Design, setting and participants: Historical, observational study of all hospital admissions for any diagnosis of NT resident Indigenous children, aged between ≥ 29 days and < 5 years, 1 April 1997 to 31 March 2005.
Intervention: All chest radiographs taken during these admissions, regardless of diagnosis, were assessed for pneumonia in accordance with the WHO protocol.
Main outcome measure: The primary outcome was endpoint consolidation (dense fluffy consolidation [alveolar infiltrate] of a portion of a lobe or the entire lung) present on a chest radiograph within 3 days of hospitalisation.

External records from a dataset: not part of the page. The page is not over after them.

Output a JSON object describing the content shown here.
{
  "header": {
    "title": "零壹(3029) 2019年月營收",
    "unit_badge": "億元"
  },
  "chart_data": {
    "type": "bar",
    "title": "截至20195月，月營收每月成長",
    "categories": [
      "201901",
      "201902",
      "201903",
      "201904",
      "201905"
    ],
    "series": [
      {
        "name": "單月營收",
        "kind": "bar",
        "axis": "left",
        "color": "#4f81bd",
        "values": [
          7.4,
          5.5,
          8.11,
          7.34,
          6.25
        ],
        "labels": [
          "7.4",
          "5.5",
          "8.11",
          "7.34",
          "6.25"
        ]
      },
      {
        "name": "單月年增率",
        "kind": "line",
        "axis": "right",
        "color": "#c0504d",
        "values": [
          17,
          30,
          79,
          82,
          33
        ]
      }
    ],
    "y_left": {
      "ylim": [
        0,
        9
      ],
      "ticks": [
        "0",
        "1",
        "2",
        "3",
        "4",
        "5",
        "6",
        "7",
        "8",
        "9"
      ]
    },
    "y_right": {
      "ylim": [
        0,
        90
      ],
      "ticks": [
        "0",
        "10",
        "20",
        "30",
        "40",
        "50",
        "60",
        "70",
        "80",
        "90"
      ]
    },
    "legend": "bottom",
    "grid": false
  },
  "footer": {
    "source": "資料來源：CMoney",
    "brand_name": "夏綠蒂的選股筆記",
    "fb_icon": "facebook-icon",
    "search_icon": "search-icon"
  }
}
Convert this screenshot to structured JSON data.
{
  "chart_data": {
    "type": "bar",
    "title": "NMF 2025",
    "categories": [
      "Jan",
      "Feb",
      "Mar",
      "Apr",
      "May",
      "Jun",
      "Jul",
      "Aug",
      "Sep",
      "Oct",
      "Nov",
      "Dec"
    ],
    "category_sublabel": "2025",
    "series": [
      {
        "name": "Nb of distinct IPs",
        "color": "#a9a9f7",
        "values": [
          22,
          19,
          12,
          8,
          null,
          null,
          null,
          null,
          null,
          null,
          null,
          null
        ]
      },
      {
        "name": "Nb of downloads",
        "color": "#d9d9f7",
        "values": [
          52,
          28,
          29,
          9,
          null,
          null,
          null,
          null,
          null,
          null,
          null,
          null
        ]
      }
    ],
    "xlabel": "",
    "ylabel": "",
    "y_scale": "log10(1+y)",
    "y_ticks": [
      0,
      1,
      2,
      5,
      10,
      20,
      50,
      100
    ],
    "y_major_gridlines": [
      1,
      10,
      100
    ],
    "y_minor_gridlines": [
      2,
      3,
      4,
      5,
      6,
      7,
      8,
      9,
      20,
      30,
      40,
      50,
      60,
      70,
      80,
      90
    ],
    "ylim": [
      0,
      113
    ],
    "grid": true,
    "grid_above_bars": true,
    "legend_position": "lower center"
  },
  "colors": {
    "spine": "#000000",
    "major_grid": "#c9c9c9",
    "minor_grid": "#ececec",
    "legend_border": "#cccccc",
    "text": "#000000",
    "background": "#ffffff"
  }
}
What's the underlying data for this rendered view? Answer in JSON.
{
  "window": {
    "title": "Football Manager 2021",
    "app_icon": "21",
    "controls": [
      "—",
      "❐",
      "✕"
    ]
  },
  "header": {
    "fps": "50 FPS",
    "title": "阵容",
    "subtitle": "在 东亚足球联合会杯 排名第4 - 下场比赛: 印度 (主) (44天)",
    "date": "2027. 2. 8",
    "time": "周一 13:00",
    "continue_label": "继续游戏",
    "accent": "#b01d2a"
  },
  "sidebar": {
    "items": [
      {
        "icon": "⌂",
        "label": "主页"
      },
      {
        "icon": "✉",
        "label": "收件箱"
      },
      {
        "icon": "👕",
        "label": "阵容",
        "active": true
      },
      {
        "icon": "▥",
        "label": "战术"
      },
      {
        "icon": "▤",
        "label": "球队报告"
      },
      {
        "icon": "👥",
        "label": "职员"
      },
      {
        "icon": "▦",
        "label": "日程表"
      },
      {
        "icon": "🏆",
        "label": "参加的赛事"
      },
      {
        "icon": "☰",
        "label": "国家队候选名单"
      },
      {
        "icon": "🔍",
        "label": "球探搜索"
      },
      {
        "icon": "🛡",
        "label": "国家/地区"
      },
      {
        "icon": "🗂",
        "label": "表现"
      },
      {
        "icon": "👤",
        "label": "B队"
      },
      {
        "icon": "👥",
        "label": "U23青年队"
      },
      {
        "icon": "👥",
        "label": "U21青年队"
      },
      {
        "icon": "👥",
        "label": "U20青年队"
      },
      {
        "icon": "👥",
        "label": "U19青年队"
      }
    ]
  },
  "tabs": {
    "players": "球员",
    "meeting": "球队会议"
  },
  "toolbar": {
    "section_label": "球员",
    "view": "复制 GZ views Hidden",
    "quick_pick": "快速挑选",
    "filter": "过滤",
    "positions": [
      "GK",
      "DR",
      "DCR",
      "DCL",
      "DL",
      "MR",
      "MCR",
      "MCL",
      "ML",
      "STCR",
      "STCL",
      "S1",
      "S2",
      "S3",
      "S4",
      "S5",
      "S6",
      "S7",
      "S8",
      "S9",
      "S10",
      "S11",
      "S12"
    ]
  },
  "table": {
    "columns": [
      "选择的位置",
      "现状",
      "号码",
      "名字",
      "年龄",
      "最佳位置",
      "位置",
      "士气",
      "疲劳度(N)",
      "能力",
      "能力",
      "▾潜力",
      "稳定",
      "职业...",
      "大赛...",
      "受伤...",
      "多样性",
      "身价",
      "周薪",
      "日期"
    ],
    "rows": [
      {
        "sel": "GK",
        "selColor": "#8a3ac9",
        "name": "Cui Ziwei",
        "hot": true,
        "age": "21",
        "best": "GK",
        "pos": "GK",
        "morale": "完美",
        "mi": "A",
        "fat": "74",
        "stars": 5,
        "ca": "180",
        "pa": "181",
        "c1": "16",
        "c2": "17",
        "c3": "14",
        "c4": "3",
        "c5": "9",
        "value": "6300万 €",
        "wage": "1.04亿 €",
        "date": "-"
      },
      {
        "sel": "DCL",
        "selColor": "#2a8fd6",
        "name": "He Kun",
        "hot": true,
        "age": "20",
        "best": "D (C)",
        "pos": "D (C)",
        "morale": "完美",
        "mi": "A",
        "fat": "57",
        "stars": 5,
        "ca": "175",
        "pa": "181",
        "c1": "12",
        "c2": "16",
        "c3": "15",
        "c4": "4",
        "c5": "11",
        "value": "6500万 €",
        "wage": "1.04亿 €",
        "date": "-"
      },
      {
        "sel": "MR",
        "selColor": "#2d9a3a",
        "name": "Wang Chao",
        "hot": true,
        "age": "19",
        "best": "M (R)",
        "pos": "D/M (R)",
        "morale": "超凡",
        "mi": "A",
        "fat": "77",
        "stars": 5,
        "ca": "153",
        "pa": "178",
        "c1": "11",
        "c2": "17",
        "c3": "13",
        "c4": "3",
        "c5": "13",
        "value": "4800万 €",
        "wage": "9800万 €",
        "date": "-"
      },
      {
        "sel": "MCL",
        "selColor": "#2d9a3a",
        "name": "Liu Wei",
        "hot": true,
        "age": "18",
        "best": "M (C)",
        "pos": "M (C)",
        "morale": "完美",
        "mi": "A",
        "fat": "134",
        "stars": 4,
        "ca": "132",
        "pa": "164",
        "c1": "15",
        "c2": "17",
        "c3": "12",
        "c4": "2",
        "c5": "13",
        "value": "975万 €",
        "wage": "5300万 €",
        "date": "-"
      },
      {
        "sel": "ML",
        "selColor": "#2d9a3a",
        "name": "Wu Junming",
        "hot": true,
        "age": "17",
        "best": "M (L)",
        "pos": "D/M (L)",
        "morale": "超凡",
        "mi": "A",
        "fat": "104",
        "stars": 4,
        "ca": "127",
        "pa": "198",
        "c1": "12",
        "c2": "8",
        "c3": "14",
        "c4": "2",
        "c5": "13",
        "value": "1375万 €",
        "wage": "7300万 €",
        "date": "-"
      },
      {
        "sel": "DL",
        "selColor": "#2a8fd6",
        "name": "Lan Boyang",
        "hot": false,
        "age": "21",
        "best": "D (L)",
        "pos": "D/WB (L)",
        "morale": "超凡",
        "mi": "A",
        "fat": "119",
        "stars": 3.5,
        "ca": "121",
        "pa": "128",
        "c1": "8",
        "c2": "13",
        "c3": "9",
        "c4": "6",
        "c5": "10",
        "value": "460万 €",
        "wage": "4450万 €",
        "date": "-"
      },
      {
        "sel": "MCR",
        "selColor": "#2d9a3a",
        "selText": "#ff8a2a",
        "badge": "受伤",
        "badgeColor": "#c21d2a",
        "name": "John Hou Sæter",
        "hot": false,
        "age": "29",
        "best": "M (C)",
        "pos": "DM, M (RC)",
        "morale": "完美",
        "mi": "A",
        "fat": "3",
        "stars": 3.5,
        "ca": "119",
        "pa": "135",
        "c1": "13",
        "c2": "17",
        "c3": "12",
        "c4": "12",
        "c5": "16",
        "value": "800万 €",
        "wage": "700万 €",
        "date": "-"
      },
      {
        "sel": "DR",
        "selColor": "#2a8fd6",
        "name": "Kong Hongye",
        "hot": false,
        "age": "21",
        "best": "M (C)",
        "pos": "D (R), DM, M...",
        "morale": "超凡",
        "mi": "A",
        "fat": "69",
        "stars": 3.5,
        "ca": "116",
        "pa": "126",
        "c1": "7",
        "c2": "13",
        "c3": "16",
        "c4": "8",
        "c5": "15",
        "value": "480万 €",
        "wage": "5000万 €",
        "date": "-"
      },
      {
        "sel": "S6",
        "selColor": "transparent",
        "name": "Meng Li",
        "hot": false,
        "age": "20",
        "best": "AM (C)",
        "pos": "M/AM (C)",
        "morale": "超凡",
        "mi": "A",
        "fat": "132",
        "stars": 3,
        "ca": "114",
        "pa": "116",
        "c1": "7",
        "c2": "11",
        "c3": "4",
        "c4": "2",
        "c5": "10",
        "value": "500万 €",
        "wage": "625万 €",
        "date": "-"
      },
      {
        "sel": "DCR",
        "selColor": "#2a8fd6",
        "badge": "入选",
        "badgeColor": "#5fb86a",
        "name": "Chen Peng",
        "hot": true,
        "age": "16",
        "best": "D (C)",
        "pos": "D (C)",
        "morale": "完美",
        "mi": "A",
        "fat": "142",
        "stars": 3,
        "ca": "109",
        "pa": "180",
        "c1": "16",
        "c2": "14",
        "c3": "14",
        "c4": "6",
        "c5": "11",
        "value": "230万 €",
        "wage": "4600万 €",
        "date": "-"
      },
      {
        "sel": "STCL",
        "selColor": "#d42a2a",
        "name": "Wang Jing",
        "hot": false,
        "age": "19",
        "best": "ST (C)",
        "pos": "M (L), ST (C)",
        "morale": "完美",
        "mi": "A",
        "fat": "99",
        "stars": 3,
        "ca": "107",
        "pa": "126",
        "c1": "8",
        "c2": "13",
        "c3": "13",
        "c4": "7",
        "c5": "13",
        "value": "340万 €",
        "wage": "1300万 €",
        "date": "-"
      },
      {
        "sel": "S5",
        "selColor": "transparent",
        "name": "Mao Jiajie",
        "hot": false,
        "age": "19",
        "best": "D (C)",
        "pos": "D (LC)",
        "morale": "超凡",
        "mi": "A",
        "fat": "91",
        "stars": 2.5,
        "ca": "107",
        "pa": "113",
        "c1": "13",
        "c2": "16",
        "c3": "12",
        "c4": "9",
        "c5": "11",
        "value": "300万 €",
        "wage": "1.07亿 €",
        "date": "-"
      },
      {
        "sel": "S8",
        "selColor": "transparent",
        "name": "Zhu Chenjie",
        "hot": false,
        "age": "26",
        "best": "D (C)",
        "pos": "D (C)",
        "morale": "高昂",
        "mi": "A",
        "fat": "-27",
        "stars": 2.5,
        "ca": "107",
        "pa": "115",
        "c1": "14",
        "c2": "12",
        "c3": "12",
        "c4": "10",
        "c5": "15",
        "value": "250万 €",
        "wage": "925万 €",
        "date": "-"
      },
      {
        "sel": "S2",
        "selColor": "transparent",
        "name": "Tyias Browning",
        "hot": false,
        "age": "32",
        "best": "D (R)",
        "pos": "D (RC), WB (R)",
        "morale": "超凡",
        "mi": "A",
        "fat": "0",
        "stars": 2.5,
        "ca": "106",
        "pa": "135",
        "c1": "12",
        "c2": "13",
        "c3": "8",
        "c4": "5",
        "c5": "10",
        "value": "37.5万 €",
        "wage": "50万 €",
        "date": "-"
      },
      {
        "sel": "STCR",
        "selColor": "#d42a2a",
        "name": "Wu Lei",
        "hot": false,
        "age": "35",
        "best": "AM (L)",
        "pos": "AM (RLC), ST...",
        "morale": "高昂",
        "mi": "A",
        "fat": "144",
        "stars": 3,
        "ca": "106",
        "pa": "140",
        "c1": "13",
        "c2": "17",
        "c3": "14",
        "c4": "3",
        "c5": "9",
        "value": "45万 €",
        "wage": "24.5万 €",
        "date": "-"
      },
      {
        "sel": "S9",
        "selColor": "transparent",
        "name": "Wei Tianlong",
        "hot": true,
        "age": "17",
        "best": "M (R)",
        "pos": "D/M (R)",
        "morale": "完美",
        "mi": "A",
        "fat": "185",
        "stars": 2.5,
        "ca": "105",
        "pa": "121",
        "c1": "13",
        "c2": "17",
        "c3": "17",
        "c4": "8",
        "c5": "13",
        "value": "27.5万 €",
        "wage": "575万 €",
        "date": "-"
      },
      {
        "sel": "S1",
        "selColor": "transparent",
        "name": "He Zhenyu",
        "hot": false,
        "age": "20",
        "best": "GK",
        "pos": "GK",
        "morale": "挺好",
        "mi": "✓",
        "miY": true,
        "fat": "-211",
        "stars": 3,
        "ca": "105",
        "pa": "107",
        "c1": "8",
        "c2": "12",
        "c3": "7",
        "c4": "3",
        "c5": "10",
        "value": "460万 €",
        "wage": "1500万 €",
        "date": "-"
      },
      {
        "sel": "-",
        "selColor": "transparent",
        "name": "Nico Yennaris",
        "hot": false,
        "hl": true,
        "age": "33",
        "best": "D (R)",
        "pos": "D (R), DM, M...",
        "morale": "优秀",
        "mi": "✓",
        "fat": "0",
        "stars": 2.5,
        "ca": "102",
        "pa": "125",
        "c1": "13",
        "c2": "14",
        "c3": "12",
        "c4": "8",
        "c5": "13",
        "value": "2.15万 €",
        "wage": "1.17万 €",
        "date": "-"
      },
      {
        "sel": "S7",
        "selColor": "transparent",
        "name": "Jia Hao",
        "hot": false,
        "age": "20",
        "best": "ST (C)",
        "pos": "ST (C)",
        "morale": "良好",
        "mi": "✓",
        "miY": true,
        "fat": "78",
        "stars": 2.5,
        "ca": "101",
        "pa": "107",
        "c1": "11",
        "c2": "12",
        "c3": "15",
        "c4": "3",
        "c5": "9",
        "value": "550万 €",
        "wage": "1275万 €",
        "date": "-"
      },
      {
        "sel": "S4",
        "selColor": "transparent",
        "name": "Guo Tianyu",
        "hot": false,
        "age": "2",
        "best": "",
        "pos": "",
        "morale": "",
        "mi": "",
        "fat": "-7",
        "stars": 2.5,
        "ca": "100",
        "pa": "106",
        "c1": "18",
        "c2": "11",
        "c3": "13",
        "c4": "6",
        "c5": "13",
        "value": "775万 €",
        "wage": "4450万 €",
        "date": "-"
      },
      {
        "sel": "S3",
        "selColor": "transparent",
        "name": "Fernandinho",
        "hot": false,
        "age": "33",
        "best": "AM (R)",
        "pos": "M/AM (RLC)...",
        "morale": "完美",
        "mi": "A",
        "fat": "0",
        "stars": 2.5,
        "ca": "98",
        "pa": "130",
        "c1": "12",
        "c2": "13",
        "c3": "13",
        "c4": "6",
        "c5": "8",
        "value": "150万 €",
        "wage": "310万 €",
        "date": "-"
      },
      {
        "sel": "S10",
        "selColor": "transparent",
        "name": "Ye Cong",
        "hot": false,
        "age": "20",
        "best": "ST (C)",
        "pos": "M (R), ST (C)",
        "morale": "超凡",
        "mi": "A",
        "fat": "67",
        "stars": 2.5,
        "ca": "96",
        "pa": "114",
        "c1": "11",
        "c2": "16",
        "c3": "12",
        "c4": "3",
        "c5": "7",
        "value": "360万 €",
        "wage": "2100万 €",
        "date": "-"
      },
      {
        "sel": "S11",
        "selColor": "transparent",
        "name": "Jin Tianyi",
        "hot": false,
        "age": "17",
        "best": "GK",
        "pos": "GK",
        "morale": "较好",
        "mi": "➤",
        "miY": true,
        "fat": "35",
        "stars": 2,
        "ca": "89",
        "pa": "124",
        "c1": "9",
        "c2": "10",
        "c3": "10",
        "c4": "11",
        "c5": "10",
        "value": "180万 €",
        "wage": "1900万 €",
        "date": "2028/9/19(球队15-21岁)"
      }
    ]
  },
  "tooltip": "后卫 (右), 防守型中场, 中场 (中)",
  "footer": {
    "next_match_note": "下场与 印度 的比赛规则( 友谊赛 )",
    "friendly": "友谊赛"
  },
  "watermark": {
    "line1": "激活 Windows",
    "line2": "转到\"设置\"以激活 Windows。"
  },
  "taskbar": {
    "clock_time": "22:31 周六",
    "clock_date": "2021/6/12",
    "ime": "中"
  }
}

Results: We analysed data on 24 115 hospitalised episodes of care for 9492 children and 13 683 chest radiographs. The average annual cumulative incidence of endpoint consolidation was 26.6 per 1000 population per year (95% CI, 25.3–27.9); 57.5 per 1000 per year in infants aged 1–11 months, 38.3 per 1000 per year in those aged 12–23 months, and 13.3 per 1000 per year in those aged 24–59 months. In all age groups, rates of endpoint consolidation in children in the arid southern region of NT were about twice that of children in the tropical northern region.
Conclusion: The rates of severe pneumonia in hospitalised NT Indigenous children are among the highest reported in the world. Reducing this unacceptable burden of disease should be a national health priority.